We have started to investigate incorporating goal-oriented approaches to requirements engineering (GORE) as an extension to our event-based behaviour modelling approach. We have revisited synthesis from scenarios incorporating assumptions on controllability and monitorability, and studied the relation between the synchronous temporal logics used in GORE and the asynchronous semantics and logics we have used previously . We are currently studying synthesis of LTS models from GORE specifications to support verification of requirements and also support moving from towards design models. A new line of research has been started in extending our approach to behaviour modelling and analysis to probabilistic systems. We aim to apply our results to the domain of publish/subscribe systems.
Healthcare Applications: We intend to continue using Healthcare as an application focus, particularly for ubiquitous systems and trust and security research. It is a very challenging application area and we have built up good relations with Prof. Yang’s group in the Department working in this area and also with other Departments e.g. in the BiosensorNet project
Autonomous Unmanned Vehicles: this is a new military application area for us which arose out of our involvement in the SEAS DTC. Many of the issues relating to dynamic ad-hoc collaborations, need for self-management, wireless communication and adaptive systems are similar to other ubiquitous computing applications. The environment can be more hostile from a security perspective but power and processing capabilities are less of an issue.
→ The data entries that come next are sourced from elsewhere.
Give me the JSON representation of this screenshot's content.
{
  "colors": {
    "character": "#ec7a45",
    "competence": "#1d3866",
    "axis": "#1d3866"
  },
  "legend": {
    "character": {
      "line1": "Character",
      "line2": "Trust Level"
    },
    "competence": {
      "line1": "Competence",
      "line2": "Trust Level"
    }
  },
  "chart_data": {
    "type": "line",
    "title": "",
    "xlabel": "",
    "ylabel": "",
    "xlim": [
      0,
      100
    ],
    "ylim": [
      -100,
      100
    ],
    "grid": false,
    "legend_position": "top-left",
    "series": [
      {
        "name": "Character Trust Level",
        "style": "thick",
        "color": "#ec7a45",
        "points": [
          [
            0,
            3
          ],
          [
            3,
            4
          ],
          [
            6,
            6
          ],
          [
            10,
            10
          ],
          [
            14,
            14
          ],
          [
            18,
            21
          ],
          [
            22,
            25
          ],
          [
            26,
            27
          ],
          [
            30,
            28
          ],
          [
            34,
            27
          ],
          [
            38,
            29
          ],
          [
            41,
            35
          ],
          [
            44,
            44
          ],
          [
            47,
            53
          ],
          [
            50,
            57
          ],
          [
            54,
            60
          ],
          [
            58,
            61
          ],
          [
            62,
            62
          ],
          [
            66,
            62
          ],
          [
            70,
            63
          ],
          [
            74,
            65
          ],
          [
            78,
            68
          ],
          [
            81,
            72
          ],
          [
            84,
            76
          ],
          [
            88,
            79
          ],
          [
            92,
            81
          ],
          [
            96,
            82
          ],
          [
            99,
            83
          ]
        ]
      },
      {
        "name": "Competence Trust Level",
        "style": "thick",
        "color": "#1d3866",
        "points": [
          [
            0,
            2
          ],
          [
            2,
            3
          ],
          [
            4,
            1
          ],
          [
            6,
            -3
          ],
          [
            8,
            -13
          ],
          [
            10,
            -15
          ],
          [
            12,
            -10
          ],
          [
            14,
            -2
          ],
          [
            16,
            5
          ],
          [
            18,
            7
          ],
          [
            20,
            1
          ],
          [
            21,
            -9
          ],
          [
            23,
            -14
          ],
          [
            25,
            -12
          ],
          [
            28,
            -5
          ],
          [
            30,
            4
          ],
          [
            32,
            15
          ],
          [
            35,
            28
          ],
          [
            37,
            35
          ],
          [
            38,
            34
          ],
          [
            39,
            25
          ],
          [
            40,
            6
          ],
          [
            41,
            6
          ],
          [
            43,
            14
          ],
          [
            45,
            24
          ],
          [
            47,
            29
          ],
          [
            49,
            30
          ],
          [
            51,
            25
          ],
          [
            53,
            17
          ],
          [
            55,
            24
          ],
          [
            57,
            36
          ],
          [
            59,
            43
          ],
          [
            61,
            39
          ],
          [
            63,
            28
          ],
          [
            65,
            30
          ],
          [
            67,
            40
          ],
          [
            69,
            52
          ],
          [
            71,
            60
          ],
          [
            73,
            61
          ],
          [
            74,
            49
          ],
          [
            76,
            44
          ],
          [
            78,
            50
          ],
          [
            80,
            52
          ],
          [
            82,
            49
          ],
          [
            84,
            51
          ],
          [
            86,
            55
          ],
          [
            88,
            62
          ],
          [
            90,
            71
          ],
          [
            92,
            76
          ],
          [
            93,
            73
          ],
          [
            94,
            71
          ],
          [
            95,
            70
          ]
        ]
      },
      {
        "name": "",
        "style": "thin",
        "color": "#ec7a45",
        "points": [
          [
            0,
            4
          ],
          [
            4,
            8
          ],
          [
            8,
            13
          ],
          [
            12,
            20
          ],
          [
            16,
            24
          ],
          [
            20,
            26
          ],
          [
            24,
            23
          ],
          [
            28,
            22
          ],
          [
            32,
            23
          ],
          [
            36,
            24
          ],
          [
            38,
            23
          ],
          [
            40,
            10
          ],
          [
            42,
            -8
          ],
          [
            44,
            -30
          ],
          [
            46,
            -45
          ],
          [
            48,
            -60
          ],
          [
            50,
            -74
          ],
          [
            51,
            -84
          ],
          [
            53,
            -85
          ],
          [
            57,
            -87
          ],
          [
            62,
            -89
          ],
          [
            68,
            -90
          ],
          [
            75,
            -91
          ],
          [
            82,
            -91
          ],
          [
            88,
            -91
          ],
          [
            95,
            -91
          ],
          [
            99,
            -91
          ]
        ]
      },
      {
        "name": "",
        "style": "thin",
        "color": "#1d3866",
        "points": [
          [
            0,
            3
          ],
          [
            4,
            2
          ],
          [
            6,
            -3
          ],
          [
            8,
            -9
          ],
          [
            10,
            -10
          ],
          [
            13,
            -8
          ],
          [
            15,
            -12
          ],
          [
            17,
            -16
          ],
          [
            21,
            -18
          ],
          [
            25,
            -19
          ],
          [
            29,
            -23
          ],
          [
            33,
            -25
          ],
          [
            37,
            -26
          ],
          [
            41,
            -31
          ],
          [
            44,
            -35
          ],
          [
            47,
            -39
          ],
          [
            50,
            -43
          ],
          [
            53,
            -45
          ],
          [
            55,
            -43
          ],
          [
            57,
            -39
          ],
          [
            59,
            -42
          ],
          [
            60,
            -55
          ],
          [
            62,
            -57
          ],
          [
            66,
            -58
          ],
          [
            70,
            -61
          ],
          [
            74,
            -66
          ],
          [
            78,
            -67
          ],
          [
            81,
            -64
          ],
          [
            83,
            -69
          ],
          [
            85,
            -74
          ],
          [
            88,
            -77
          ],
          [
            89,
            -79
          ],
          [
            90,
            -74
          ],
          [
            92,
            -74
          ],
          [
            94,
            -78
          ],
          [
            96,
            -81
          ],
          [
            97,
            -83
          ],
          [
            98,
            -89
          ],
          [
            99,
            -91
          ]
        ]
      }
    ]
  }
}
Environmental Monitoring and Collabortion Support: The creative industries amount to 8% of the UK annual income, which is worth over £112.5 billion to the economy accounting for over a million jobs. There is a lack of research into how to measure the performance of the creative workspace and how a given environment affects this function. Conventional methods used in other industries do not work for the more adhoc nature of the creative industries. However live sensor technology has been identified as a potential solution. The technical challenge here is to produce a performance measurement tool-kit that measures quantitative environmental data (such as ambient temperature) while eliciting non-quantitative data (such as sense of wellbeing) and maps these to creative outputs. The sensor network technology must be non-intrusive where necessary or, where required, creatives can harness the ubiquitous technology to help with actual creativity process by sharing ideas, communicating, socialising etc. The number of nodes needed necessitates battery power, wireless communication and autonomic management.